Kürt sorununun “ne olduğunu” hâlâ merak eden varsa, bu tablo ona sorunun ne olduğunu anlatır.
Erdoğan’ın Almanya’daki Türkler için istediğini Türkiye Cumhuriyeti’nin buradaki Kürt vatandaşına vermemesinin bu sorunun “özeti” olduğunu görür.
Bugün, anayasa değişikliğini tartışıyor Türkiye.
Bu taslakta çok önemli eksiklikler var.
En önemli eksikliklerden birini, Erdoğan’ın “Almanya’daki Türkler için ileri sürdüğü” talep gösteriyor.
Türkiye’nin değişmesini, baskıcı bir rejimden kurtulmasını “içtenlikle” isteyenler, AKP’nin bu değişim talebini desteklerken, bu taslağın eksikliklerini de göstermeli.
Ama “bu eksiklikleri”, bu paketi “reddetmek” için bir bahaneye dönüştürmemeli.
Bu taslak, bu ülkenin ihtiyaç duyduğu değişimlerin tümünü kapsamıyor.
Öncelikle Kürtlerin hakları konusunda cimri davranıyor.
Cumhurbaşkanına çok fazla yetki veriyor.
YÖK’ü kaldırmıyor, seçim barajını kaldırmıyor, devletin çeşitli alanlardaki sınırlandırıcı varlığını azaltmıyor.
Bunlar doğru.
Bunları istemeli, bunların gerçekleşmesini savunmalıyız.
Ama “daha fazla özgürlük” isterken, bu taslağın getirdiği büyük “devrimi” gözardı eder, bu taslağa karşı çıkarsak, o istediğimiz özgürlüklere doğru uzanan bir yolu başından kapatmış oluruz.
Bu taslağın, benim açımdan, en önemli yanı “yargının siyaset üzerindeki” baskısını ortadan kaldırması, hukuku hukuksallaştırması, adalet sistemimizin ölçülerini Avrupa ölçülerine uydurması.
Türkiye’deki değişimlerin önündeki en önemli engel “hukuk sistemi” bugün.
Dünyayı, hukuk felsefesini, özgürlüğü, gelişmeyi, halkın haklarını anlamayan bir hukukçu grubu, Türkiye’deki her değişimin önünü kesiyor, kendisini parlamentonun ve “halk iradesinin” üstüne koyuyor, orduyla elele vererek bütün değişimlerin önünü kesiyor.

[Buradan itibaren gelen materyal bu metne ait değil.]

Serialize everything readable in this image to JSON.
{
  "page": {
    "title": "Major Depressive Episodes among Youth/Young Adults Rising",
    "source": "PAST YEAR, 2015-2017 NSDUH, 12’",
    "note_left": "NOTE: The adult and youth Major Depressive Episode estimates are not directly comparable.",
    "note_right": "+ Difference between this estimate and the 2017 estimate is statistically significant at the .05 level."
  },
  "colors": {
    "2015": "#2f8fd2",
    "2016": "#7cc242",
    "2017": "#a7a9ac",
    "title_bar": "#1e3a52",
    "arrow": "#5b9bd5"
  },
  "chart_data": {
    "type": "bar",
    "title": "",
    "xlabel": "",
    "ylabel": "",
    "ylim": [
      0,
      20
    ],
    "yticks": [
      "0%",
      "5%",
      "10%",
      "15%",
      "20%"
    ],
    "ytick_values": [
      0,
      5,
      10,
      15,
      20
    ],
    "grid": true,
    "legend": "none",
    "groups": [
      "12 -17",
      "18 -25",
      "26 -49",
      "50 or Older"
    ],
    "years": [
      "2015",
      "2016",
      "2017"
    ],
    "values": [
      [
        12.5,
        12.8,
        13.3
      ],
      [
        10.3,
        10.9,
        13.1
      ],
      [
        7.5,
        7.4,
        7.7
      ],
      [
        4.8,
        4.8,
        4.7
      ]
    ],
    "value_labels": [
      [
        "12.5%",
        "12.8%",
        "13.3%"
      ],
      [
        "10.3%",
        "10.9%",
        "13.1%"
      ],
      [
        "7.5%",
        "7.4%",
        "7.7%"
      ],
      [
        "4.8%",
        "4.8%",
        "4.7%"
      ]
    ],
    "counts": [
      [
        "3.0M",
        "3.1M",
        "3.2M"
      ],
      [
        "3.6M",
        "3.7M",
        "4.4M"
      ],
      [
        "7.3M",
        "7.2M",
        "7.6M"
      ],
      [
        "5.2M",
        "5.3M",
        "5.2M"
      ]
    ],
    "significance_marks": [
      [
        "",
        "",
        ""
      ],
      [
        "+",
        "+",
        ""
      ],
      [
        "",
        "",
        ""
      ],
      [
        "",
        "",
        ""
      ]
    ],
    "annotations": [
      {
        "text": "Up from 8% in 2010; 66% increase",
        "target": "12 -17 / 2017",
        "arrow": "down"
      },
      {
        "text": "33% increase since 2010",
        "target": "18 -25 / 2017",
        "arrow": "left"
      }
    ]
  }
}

Biz, bu hukukçuların “çapını”, Osman Can’la Habertürk’te Balçiçek Pamir’in programında tartışan Kanadoğlu’nun şahsında net bir şekilde gördük.

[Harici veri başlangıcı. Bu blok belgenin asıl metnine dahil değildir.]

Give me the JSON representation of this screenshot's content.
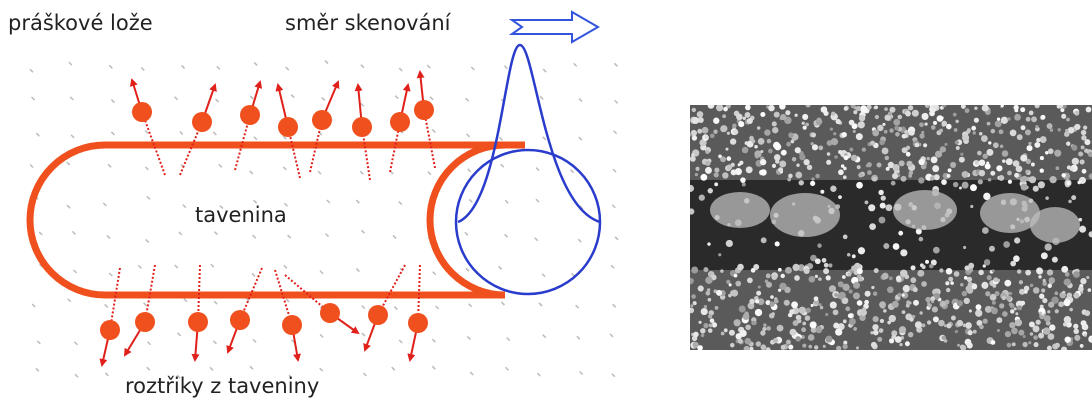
{
  "labels": {
    "powder_bed": "práškové lože",
    "scan_direction": "směr skenování",
    "melt": "tavenina",
    "spatter": "roztřiky z taveniny"
  }
}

Şu anda hukuk sistemine Kanadoğlu “tipindeki” hukukçular hâkim ve bu ülke onlarla bir yere gidemez.
O hukukçuları “hukukun içine” çekelim, onların her türlü değişimi engellemesini önleyelim, onların “generallerden emir alıp” siyasetçiklere baskı yapma imkânını ortadan kaldıralım ki “asıl” sorunlarımızı hiçbir bahaneye yer bırakmadan tartışabilelim.
Bu taslak, uzun bir yolda atılmış iyi ama eksik bir adım, bu yolda yürümek istiyorsak hem taslağa sahip çıkmamız hem de yeni adımlar atılmasını talep etmemiz gerekiyor.

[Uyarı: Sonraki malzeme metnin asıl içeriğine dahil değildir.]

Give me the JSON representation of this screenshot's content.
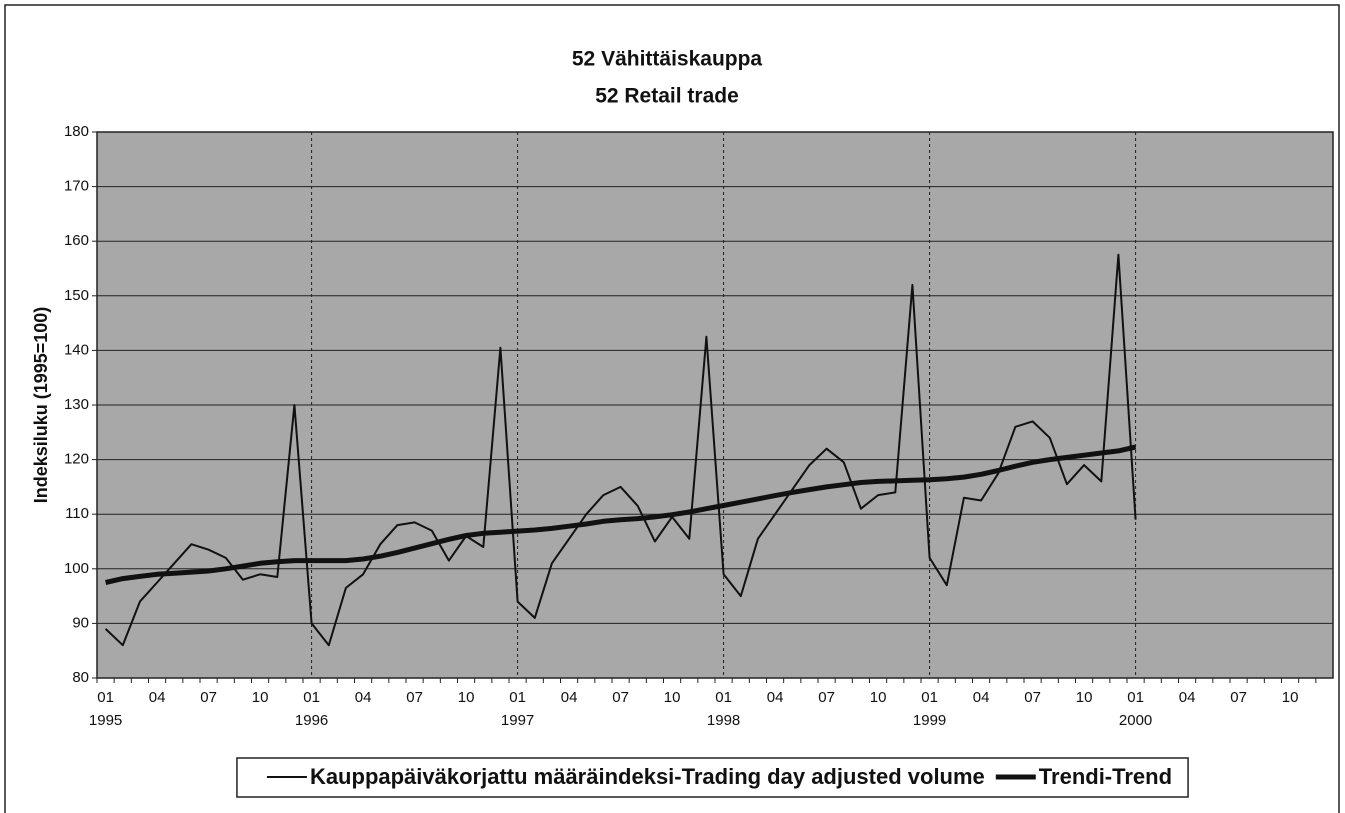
{
  "chart_data": {
    "type": "line",
    "title": "52 Vähittäiskauppa",
    "subtitle": "52 Retail trade",
    "y_label": "Indeksiluku (1995=100)",
    "categories": [
      "01",
      null,
      null,
      "04",
      null,
      null,
      "07",
      null,
      null,
      "10",
      null,
      null,
      "01",
      null,
      null,
      "04",
      null,
      null,
      "07",
      null,
      null,
      "10",
      null,
      null,
      "01",
      null,
      null,
      "04",
      null,
      null,
      "07",
      null,
      null,
      "10",
      null,
      null,
      "01",
      null,
      null,
      "04",
      null,
      null,
      "07",
      null,
      null,
      "10",
      null,
      null,
      "01",
      null,
      null,
      "04",
      null,
      null,
      "07",
      null,
      null,
      "10",
      null,
      null,
      "01",
      null,
      null,
      "04",
      null,
      null,
      "07",
      null,
      null,
      "10",
      null,
      null
    ],
    "category_years": [
      "1995",
      null,
      null,
      null,
      null,
      null,
      null,
      null,
      null,
      null,
      null,
      null,
      "1996",
      null,
      null,
      null,
      null,
      null,
      null,
      null,
      null,
      null,
      null,
      null,
      "1997",
      null,
      null,
      null,
      null,
      null,
      null,
      null,
      null,
      null,
      null,
      null,
      "1998",
      null,
      null,
      null,
      null,
      null,
      null,
      null,
      null,
      null,
      null,
      null,
      "1999",
      null,
      null,
      null,
      null,
      null,
      null,
      null,
      null,
      null,
      null,
      null,
      "2000",
      null,
      null,
      null,
      null,
      null,
      null,
      null,
      null,
      null,
      null,
      null
    ],
    "series": [
      {
        "name": "Kauppapäiväkorjattu määräindeksi-Trading day adjusted volume",
        "color": "#111111",
        "width": 2,
        "values": [
          89,
          86,
          94,
          97.5,
          101,
          104.5,
          103.5,
          102,
          98,
          99,
          98.5,
          130,
          90,
          86,
          96.5,
          99,
          104.5,
          108,
          108.5,
          107,
          101.5,
          106,
          104,
          140.5,
          94,
          91,
          101,
          105.5,
          110,
          113.5,
          115,
          111.5,
          105,
          109.5,
          105.5,
          142.5,
          99,
          95,
          105.5,
          110,
          114.5,
          119,
          122,
          119.5,
          111,
          113.5,
          114,
          152,
          102,
          97,
          113,
          112.5,
          117.5,
          126,
          127,
          124,
          115.5,
          119,
          116,
          157.5,
          109,
          null,
          null,
          null,
          null,
          null,
          null,
          null,
          null,
          null,
          null,
          null
        ]
      },
      {
        "name": "Trendi-Trend",
        "color": "#111111",
        "width": 5,
        "values": [
          97.5,
          98.2,
          98.6,
          99,
          99.2,
          99.4,
          99.6,
          100,
          100.5,
          101,
          101.3,
          101.5,
          101.5,
          101.5,
          101.5,
          101.8,
          102.3,
          103,
          103.8,
          104.6,
          105.4,
          106.1,
          106.5,
          106.7,
          106.9,
          107.1,
          107.4,
          107.8,
          108.2,
          108.7,
          109,
          109.2,
          109.5,
          109.9,
          110.4,
          111,
          111.6,
          112.2,
          112.8,
          113.4,
          114,
          114.5,
          115,
          115.4,
          115.8,
          116,
          116.1,
          116.2,
          116.3,
          116.5,
          116.8,
          117.3,
          118,
          118.8,
          119.5,
          120,
          120.4,
          120.8,
          121.2,
          121.6,
          122.3,
          null,
          null,
          null,
          null,
          null,
          null,
          null,
          null,
          null,
          null,
          null
        ]
      }
    ],
    "ylim": [
      80,
      180
    ],
    "yticks": [
      80,
      90,
      100,
      110,
      120,
      130,
      140,
      150,
      160,
      170,
      180
    ],
    "grid": true,
    "plot_background": "#a8a8a8",
    "legend": "bottom"
  }
}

Diğer adımlar eksik diye bu “adımı” engellemek, o yolda yürümemizi de engeller çünkü.
Hukukçu sultasını ortadan kaldıracak gelişmeyi desteklemek, bize Erdoğan’a o çok haklı soruyu sormamızı, onu “herhangi bir bahanenin” ardına saklanma imkânı vermeden sorgulamamızı da sağlayacak.
“Neden Türk vatandaşların için istediğini Kürt vatandaşların için de istemiyorsun?”